Alors que les développeurs ont la possibilité dans le SDK de Agora de crypter l’appel, les détails clés sur les appels sont toujours envoyés en texte clair, permettant aux attaquants d’acquérir ces valeurs et d’utiliser l’ID de l’application associée «pour héberger leurs propres appels», a expliqué McKee.

Cependant, si les développeurs chiffrent les appels à l’aide du SDK, les attaquants ne peuvent pas voir la vidéo ni entendre l’audio de l’appel, a-t-il déclaré. Pourtant, bien que ce chiffrement soit disponible, il n’est pas largement adopté, a ajouté McKee, «rendant cette atténuation largement impraticable» pour les développeurs.

Autres applications impactées

En fait, en plus de temi, les chercheurs ont examiné un échantillon des applications sur Google Play qui utilisent Agora – y compris MeetMe, Skout et Nimo TV – et ont constaté que les quatre applications ont des identifiants d’application codés en dur qui permettent d’accéder aux détails des appels et n’activent pas le cryptage.

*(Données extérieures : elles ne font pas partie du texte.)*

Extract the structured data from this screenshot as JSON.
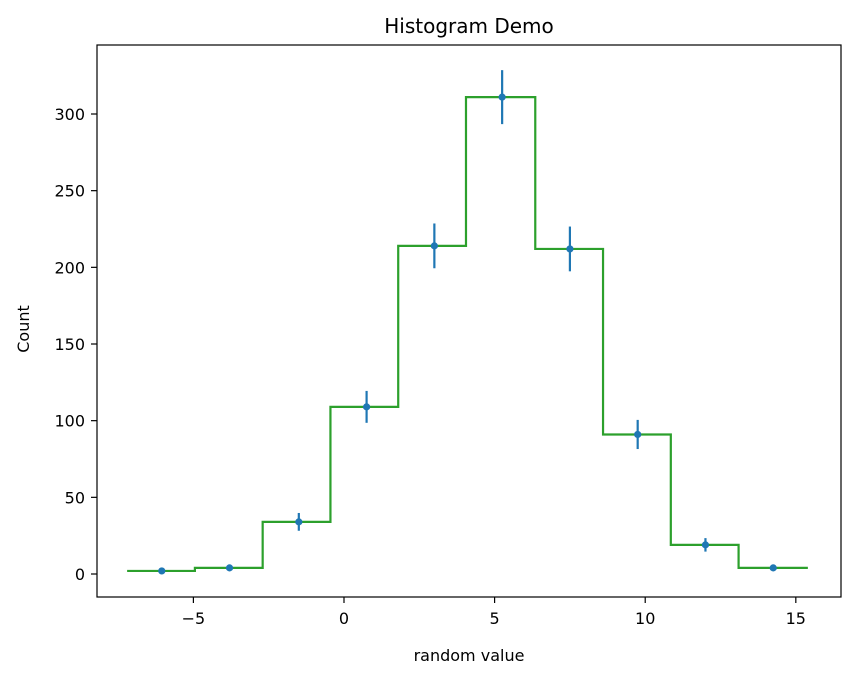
{
  "chart_data": {
    "type": "histogram",
    "title": "Histogram Demo",
    "xlabel": "random value",
    "ylabel": "Count",
    "xlim": [
      -8.2,
      16.5
    ],
    "ylim": [
      -15,
      345
    ],
    "xticks": [
      -5,
      0,
      5,
      10,
      15
    ],
    "xtick_labels": [
      "−5",
      "0",
      "5",
      "10",
      "15"
    ],
    "yticks": [
      0,
      50,
      100,
      150,
      200,
      250,
      300
    ],
    "ytick_labels": [
      "0",
      "50",
      "100",
      "150",
      "200",
      "250",
      "300"
    ],
    "bin_edges": [
      -7.2,
      -4.95,
      -2.7,
      -0.45,
      1.8,
      4.05,
      6.35,
      8.6,
      10.85,
      13.1,
      15.4
    ],
    "counts": [
      2,
      4,
      34,
      109,
      214,
      311,
      212,
      91,
      19,
      4
    ],
    "points": {
      "x": [
        -6.05,
        -3.8,
        -1.5,
        0.75,
        3.0,
        5.25,
        7.5,
        9.75,
        12.0,
        14.25
      ],
      "y": [
        2,
        4,
        34,
        109,
        214,
        311,
        212,
        91,
        19,
        4
      ],
      "yerr": [
        1.4,
        2,
        5.8,
        10.4,
        14.6,
        17.6,
        14.6,
        9.5,
        4.4,
        2
      ]
    },
    "colors": {
      "step": "#2ca02c",
      "points": "#1f77b4"
    },
    "grid": false
  }
}
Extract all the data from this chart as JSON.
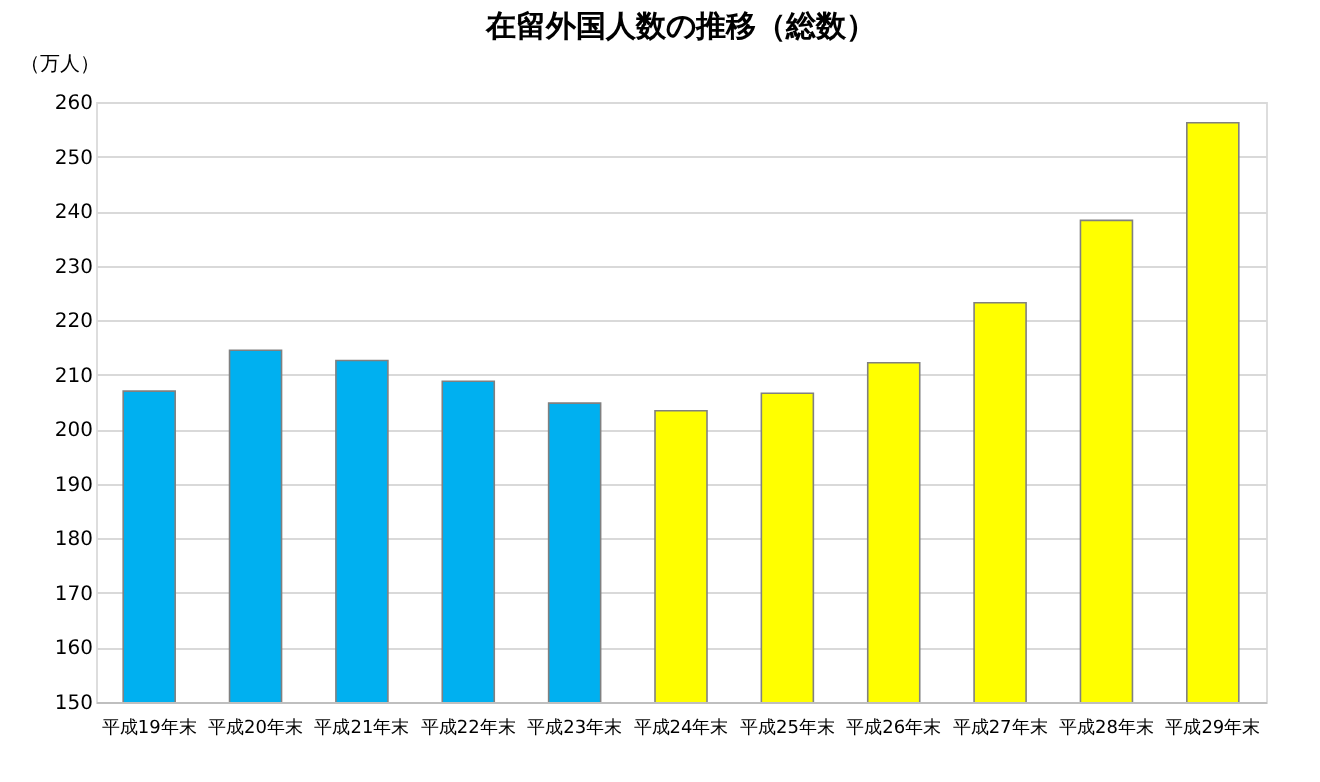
{
  "chart_data": {
    "type": "bar",
    "title": "在留外国人数の推移（総数）",
    "ylabel": "（万人）",
    "categories": [
      "平成19年末",
      "平成20年末",
      "平成21年末",
      "平成22年末",
      "平成23年末",
      "平成24年末",
      "平成25年末",
      "平成26年末",
      "平成27年末",
      "平成28年末",
      "平成29年末"
    ],
    "values": [
      207.0,
      214.5,
      212.6,
      208.8,
      204.8,
      203.4,
      206.6,
      212.2,
      223.2,
      238.3,
      256.2
    ],
    "colors": [
      "#00b0f0",
      "#00b0f0",
      "#00b0f0",
      "#00b0f0",
      "#00b0f0",
      "#ffff00",
      "#ffff00",
      "#ffff00",
      "#ffff00",
      "#ffff00",
      "#ffff00"
    ],
    "ylim": [
      150,
      260
    ],
    "yticks": [
      150,
      160,
      170,
      180,
      190,
      200,
      210,
      220,
      230,
      240,
      250,
      260
    ],
    "grid": "y"
  }
}
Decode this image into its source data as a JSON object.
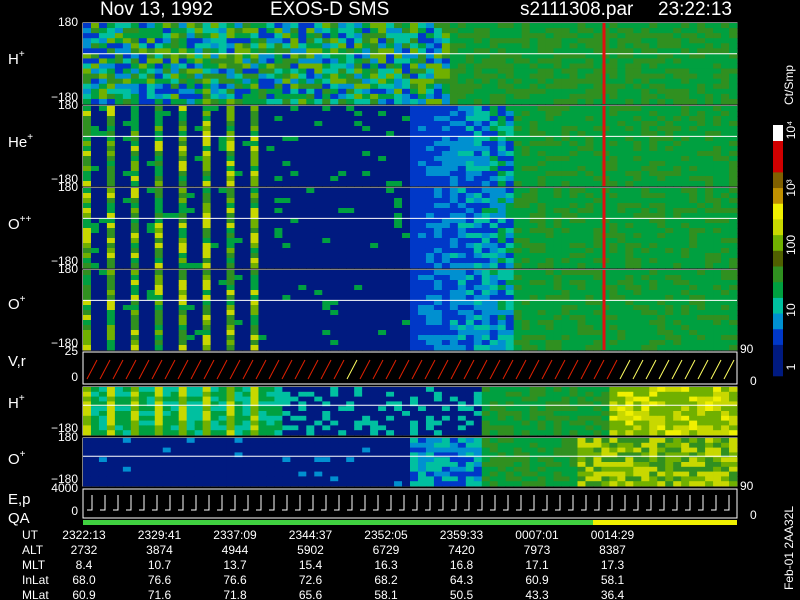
{
  "header": {
    "date": "Nov 13, 1992",
    "instrument": "EXOS-D SMS",
    "file": "s2111308.par",
    "time": "23:22:13"
  },
  "panels": [
    {
      "label": "H",
      "sup": "+",
      "tick_top": "180",
      "tick_bottom": "−180"
    },
    {
      "label": "He",
      "sup": "+",
      "tick_top": "180",
      "tick_bottom": "−180"
    },
    {
      "label": "O",
      "sup": "++",
      "tick_top": "180",
      "tick_bottom": "−180"
    },
    {
      "label": "O",
      "sup": "+",
      "tick_top": "180",
      "tick_bottom": "−180"
    },
    {
      "label": "V,r",
      "tick_top": "25",
      "tick_bottom": "0",
      "right_top": "90",
      "right_bottom": "0"
    },
    {
      "label": "H",
      "sup": "+",
      "tick_bottom": "−180"
    },
    {
      "label": "O",
      "sup": "+",
      "tick_top": "180",
      "tick_bottom": "−180"
    },
    {
      "label": "E,p",
      "label2": "QA",
      "tick_top": "4000",
      "tick_bottom": "0",
      "right_top": "90",
      "right_bottom": "0"
    }
  ],
  "colorbar": {
    "unit": "Ct/Smp",
    "ticks": [
      "1",
      "10",
      "100",
      "10³",
      "10⁴"
    ]
  },
  "orbit_table": {
    "rows": [
      {
        "name": "UT",
        "values": [
          "2322:13",
          "2329:41",
          "2337:09",
          "2344:37",
          "2352:05",
          "2359:33",
          "0007:01",
          "0014:29"
        ]
      },
      {
        "name": "ALT",
        "values": [
          "2732",
          "3874",
          "4944",
          "5902",
          "6729",
          "7420",
          "7973",
          "8387"
        ]
      },
      {
        "name": "MLT",
        "values": [
          "8.4",
          "10.7",
          "13.7",
          "15.4",
          "16.3",
          "16.8",
          "17.1",
          "17.3"
        ]
      },
      {
        "name": "InLat",
        "values": [
          "68.0",
          "76.6",
          "76.6",
          "72.6",
          "68.2",
          "64.3",
          "60.9",
          "58.1"
        ]
      },
      {
        "name": "MLat",
        "values": [
          "60.9",
          "71.6",
          "71.8",
          "65.6",
          "58.1",
          "50.5",
          "43.3",
          "36.4"
        ]
      }
    ]
  },
  "side_note": "Feb-01 2AA32L"
}
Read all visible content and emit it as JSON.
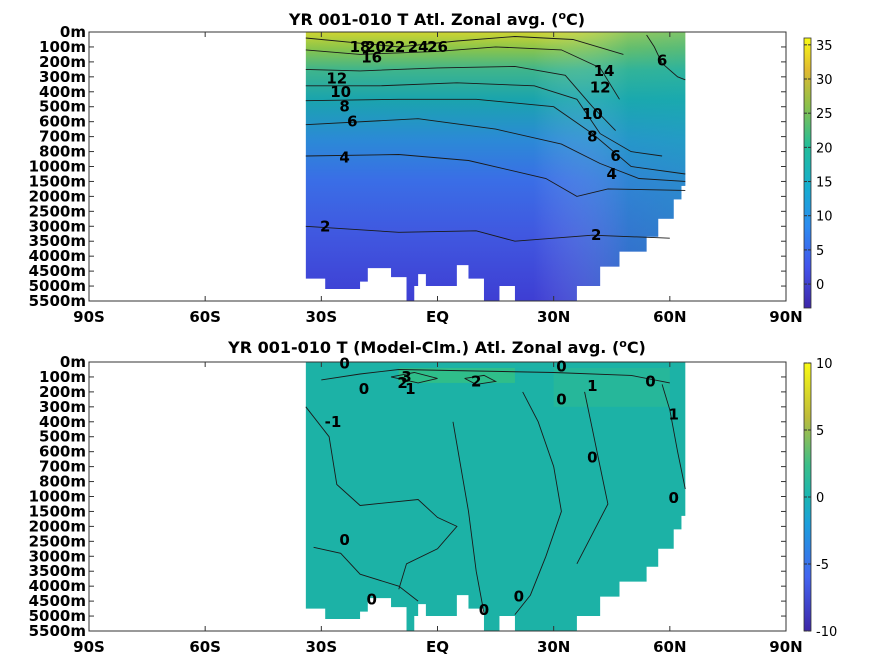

«Même si les fonctions de cryptage sont appelées, les développeurs d’applications désactivent en fait le cryptage en se basant sur cette documentation», a expliqué McKee. «Sans le cryptage activé et les informations de configuration transmises en texte clair, un attaquant peut espionner un très large éventail d’utilisateurs.»

ATR a déclaré que la société «était très réceptive et réactive à la réception» d’informations sur la vulnérabilité, et qu’après avoir testé le SDK, la société «peut confirmer que CVE-2020-25605 a été totalement mitigé».